You have to slot in and match with those nearest to you, this means not only going the same direction but also turning at broadly the same rate and on the same general path. Overlapping circles will lead to conflicts, trying to turn faster can lead to spinning the wing on the inside of the gaggle. These are some of the things which lead to carnage in the gaggle.
Plan your entry
Start gaggles are often large and unless you were first off at the window open you’ll need to join one. NUTA is the phrase to think of here… Notice, Understand & Think Ahead. As you approach you’ll typically be joining with gliders coming up from below. Plan to slot in behind with those at your level, check above and below and then avoid cutting in front of those across the intended circle. Use eye contact and aim to keep in a position where you are easily visible to those closest to you. Make sure you can see the helmet of the pilots nearest you and that they could see you if they chose to look in your direction.
In the gaggle
In the crowded skies of the gaggle, you need to be right in the moment and completely focused on flying your glider. You cannot allow yourself to be distracted by the radio or instruments. You have to notice what is going on, you have to understand what is happening with the situation and you need to think ahead. Have a Plan B so that if the glider approaching or converging with you cuts in front then you can manage the situation.
Rushing a decision leads to mistakes and heavy inputs which in turn makes you more erratic and less predictable. Observing and Anticipating can help you avoid conflicts too, if you Concentrate, Observe and Anticipate because you need both Space and Time to react.

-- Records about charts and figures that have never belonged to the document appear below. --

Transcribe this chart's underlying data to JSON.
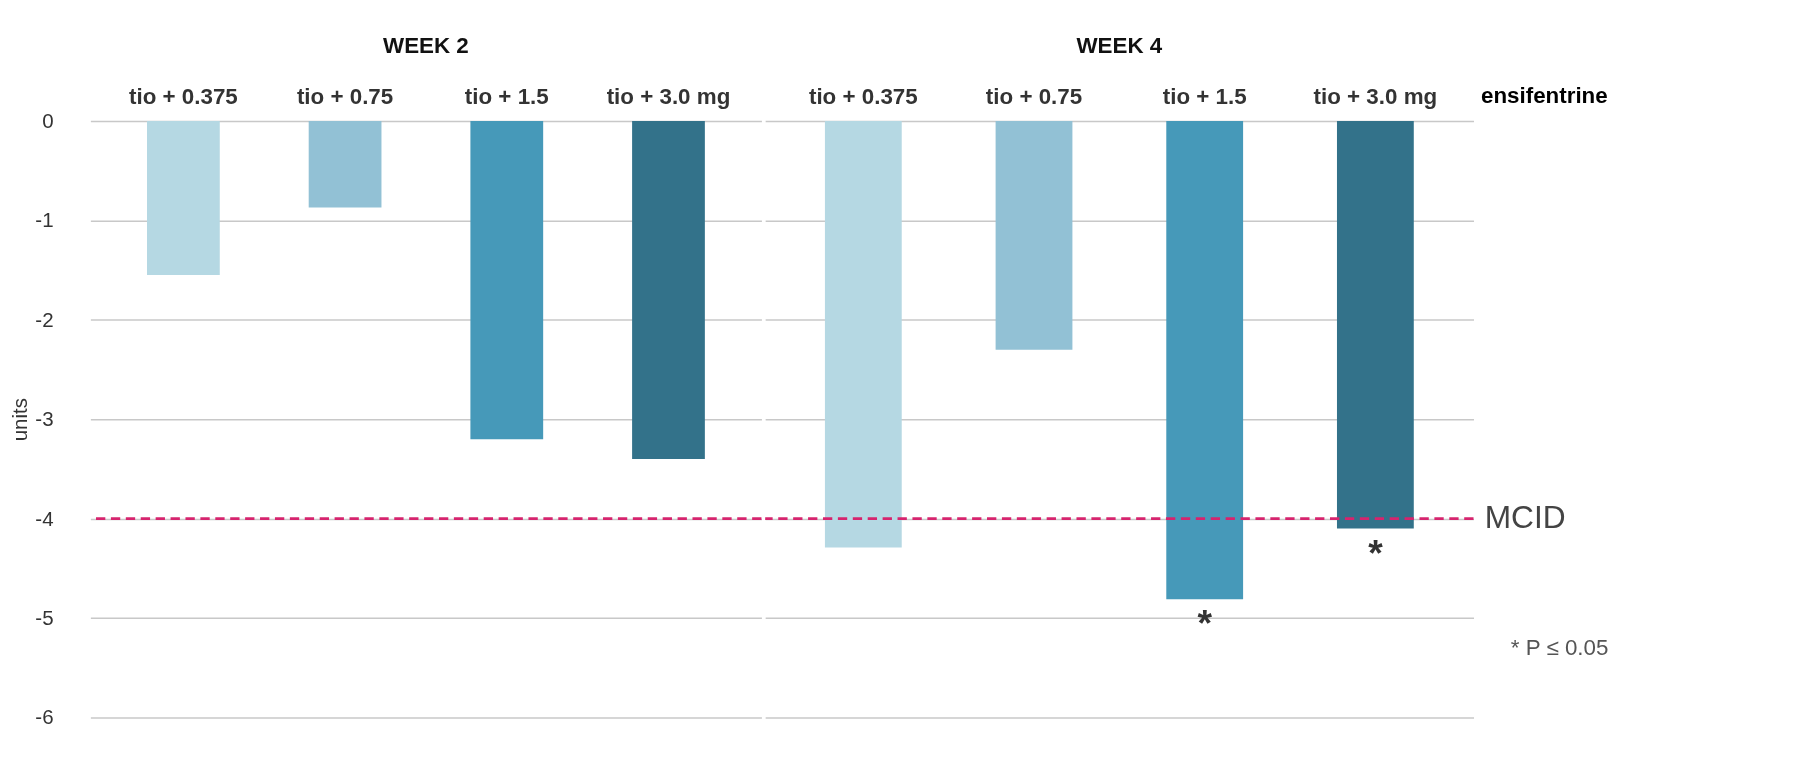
{
  "chart_data": [
    {
      "type": "bar",
      "title": "WEEK 2",
      "ylabel": "units",
      "categories": [
        "tio + 0.375",
        "tio + 0.75",
        "tio + 1.5",
        "tio + 3.0 mg"
      ],
      "values": [
        -1.55,
        -0.87,
        -3.2,
        -3.4
      ],
      "colors": [
        "#b5d8e3",
        "#92c1d5",
        "#4699b9",
        "#33728a"
      ],
      "ylim": [
        -6,
        0
      ],
      "yticks": [
        -6,
        -5,
        -4,
        -3,
        -2,
        -1,
        0
      ],
      "grid": "y",
      "ref_lines": [
        {
          "axis": "y",
          "value": -4,
          "label": null,
          "color": "#d6246e",
          "line_style": "dashed"
        }
      ]
    },
    {
      "type": "bar",
      "title": "WEEK 4",
      "categories": [
        "tio + 0.375",
        "tio + 0.75",
        "tio + 1.5",
        "tio + 3.0 mg"
      ],
      "values": [
        -4.29,
        -2.3,
        -4.81,
        -4.1
      ],
      "colors": [
        "#b5d8e3",
        "#92c1d5",
        "#4699b9",
        "#33728a"
      ],
      "ylim": [
        -6,
        0
      ],
      "yticks": [
        -6,
        -5,
        -4,
        -3,
        -2,
        -1,
        0
      ],
      "grid": "y",
      "tick_labels": "x",
      "ref_lines": [
        {
          "axis": "y",
          "value": -4,
          "label": "MCID",
          "color": "#d6246e",
          "line_style": "dashed"
        }
      ],
      "annotations": [
        "ensifentrine",
        {
          "text": "*",
          "x": "tio + 1.5",
          "y": -4.81
        },
        {
          "text": "*",
          "x": "tio + 3.0 mg",
          "y": -4.1
        },
        "* P ≤ 0.05"
      ]
    }
  ]
}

Gliders only collide because they occupy the same space at the same time, give yourself space and time, allow others space too. When you cut in ahead you force the other pilot to turn tighter, they may already be on the limit before stalling or spinning.
Watch for gliders coming from below and be prepared to adjust, climbs work best when everyone works together to share the air. If you are climbing faster then again, be prepared to adjust. Rule 1 always applies… don’t hit anyone. Touching is not acceptable either and any incidents in flight should always be reported to the safety officer afterwards.
Plan your exit
You will need to widen you turn and exit along the course, the issues arise at the start because there is not yet an incentive to head down track and so pilots will leave in a variety of directions. As above, think ahead to where you want to be and plan a route that will get you there, you may need to take a couple of turns to widen out and head away on your chosen path.
Before the start you should head for the clearest and least congested patch of sky, losing a hundred metres and rejoining the main climb should be straightforward at most events.
Watch out for cloud base
Arriving at cloud base will sneak up on you surprisingly quickly at times, especially if you’ve been super focussed on the gaggle and pilots around you, so keep an eye out and be prepared to bail on the climb early, cloud flying is forbidden. Advantages gained in the cloud must be removed before you progress down the course. This doesn’t mean spiralling down into the gaggle though. Fly away to clear air and then lose your excess height. If you’re exiting the area with speed bar then be mindful of the turbulence at the edges of the climb/cloud.
What is acceptable behaviour on a cross country flight with three mates you trust is not acceptable in a competition with 100+ strangers. Leave a much wider margin with the wispy bits than you normally would.
Cloud flying only tends to happen at the start because down track, gaining all that extra height in cloud, often just costs you time. The start is the thing that most people are edgy about and low cloud bases early in the day exacerbate this. Base will often rise by a few hundred metres as the day develops too. Areas of convergence will often give different bases in different places so it is hard for organisers to call it and say stay below such and such level of altitude. It remains YOUR responsibility to take all steps to avoid a collision, this includes maintaining sight of the surface and being clear of cloud.
Work together to climb, forty five mins before the start is not the time to make your mark on the comp scene, take that ‘check-up from the neck up’ and chill the heck out… you’ll fly smoother and climb faster for being relaxed and flowing with the group. Keep a margin, stay safe and report it if you can’t. Call out your mates if they are being the problem, peer pressure will change pilot attitudes to safety practices.